Было это утром 25 августа. Людовик вытянулся на земле, скрестив на груди руки и устремив глаза к небу. Умирающие, но пока еще не настолько ослабевшие, как их король, дотащились до него и образовали круг. За этим первым кругом выстроились солдаты, остававшиеся в добром здравии: они стояли с оружием в руках.
Вдалеке, на лазурном зеркале моря, показалось что-то вроде стаи серебристых и розовых чаек — то были паруса флота короля Сицилии.
Людовика причастили; он приподнялся на коленях, встречая Бога, который спускался к нему в ожидании, пока он сам отправится к Богу. Затем король снова лег и застыл, наполовину прикрыв глаза и тихо молясь.
Внезапно он приподнялся без посторонней помощи, глубоко вздохнул и отчетливо произнес такие слова: «Господь, я войду в твой дом и буду поклоняться тебе в твоем святом храме». И тут же упал, испустив дух. Было три часа пополудни.
Сицилийский флот приблизился настолько, что можно было расслышать радостные звуки фанфар, возвещавших о его прибытии. Когда Карл причалил, его брат уже два часа как был мертв. Он потребовал отдать ему внутренности святого короля и получил их; они находятся в обители Монреале близ Палермо. Сердце же короля и его останки были доставлены во Францию.
В течение 560 лет ничто не указывало благочестивому французскому паломнику место, где скончался Людовик Святой; там не стояло никакого креста; эта вражеская и вероломная земля, похоже, отказывалась хранить след столь знаменательного события.
Однако около 1820 года по приказу короля Карла X начались переговоры между французским консульством и беем Хусейном. Франция желала воздвигнуть алтарь на том месте, где так долго отсутствовала гробница.
Разрешение от бея на это было получено, но тут случилась революция 1830 года. На трон взошел Луи Филипп. Он тоже был потомком Людовика Святого. Воспользовавшись обстоятельствами, он направил архитектора с приказанием отыскать место, где святой король испустил последний вздох, и возвести на этом месте гробницу.
Однако напрасно г-н Журден — таково было имя архитектора, на которого возложили столь благочестивую миссию, — так вот, повторяю, напрасно г-н Журден пытался отыскать что-либо определенное в рассказах историков и расплывчатых легендах веков. Он и Жюль де Лессепс удовольствовались тем, что выбрали самое красивое, самое заметное место, где им самим хотелось бы умереть, окажись они в положении святого короля, и в облюбованном ими месте была воздвигнута гробница.
Она расположена на холме, куда поднимаешься, спотыкаясь о смешанные обломки мрамора и мозаики.
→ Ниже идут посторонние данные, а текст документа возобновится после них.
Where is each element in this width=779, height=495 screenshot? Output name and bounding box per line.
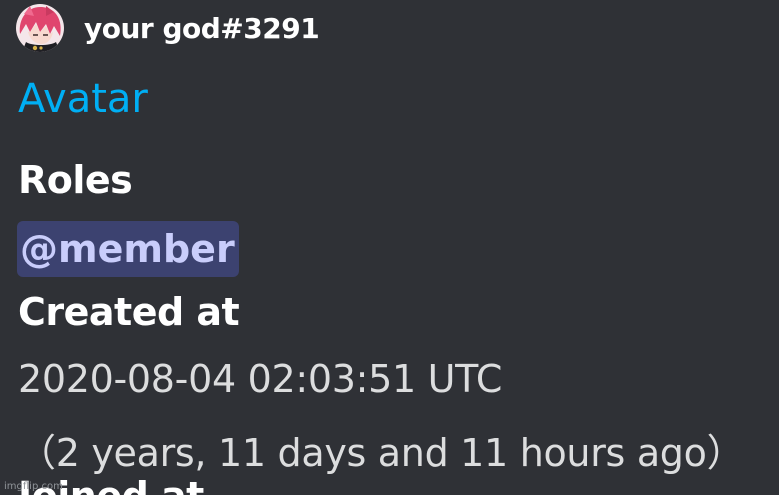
- avatar-link[interactable]: Avatar: [18, 76, 148, 122]
- author-name[interactable]: your god#3291: [84, 12, 320, 45]
- created-at-field-label: Created at: [18, 290, 240, 334]
- pink-haired-anime-avatar-icon: [16, 4, 64, 52]
- created-at-date: 2020-08-04 02:03:51 UTC: [18, 357, 503, 401]
- role-mention-member[interactable]: @member: [17, 221, 239, 277]
- created-at-relative-time: （2 years, 11 days and 11 hours ago）: [18, 431, 745, 475]
- roles-field-label: Roles: [18, 158, 133, 202]
- user-avatar[interactable]: [16, 4, 64, 52]
- embed-author: your god#3291: [16, 4, 320, 52]
- watermark: imgflip.com: [4, 481, 63, 492]
- user-info-embed: your god#3291 Avatar Roles @member Creat…: [0, 0, 779, 495]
Возможно, архитектору и Жюлю де Лессепсу помог случай, и эти обломки являются развалинами дворца, лежа у дверей которого суждено было умереть Людовику Святому.
Во всяком случае, нет ничего восхитительнее картины, открывающейся глазам паломника, который в задумчивости садится там, где, возможно, лежал умирающий Людовик Святой.
На севере — сияющее в лучах солнца море; на востоке — Свинцовые горы, темные и мрачные, под стать своему названию; на юге — Тунис, белый, будто высеченный в меловом карьере город; на западе — долина, вздыбившаяся круглыми холмами, на вершине которых вырисовываются марабуты и арабские деревни.
И еще эхо, повторяющее имена Дидоны, Энея, Ярбы, Магона, Гамилькара, Ганнибала, Сципиона, Суллы, Мария, Катона Утического, Цезаря, Гензериха и Людовика Святого.
Мы вошли за ограду, которой обнесено это сооружение. Помнится, я говорил уже, что по форме гробница напоминает арабские марабуты. Возможно, как мы опять-таки говорили, на такую предосторожность архитектора подтолкнуло знание страны.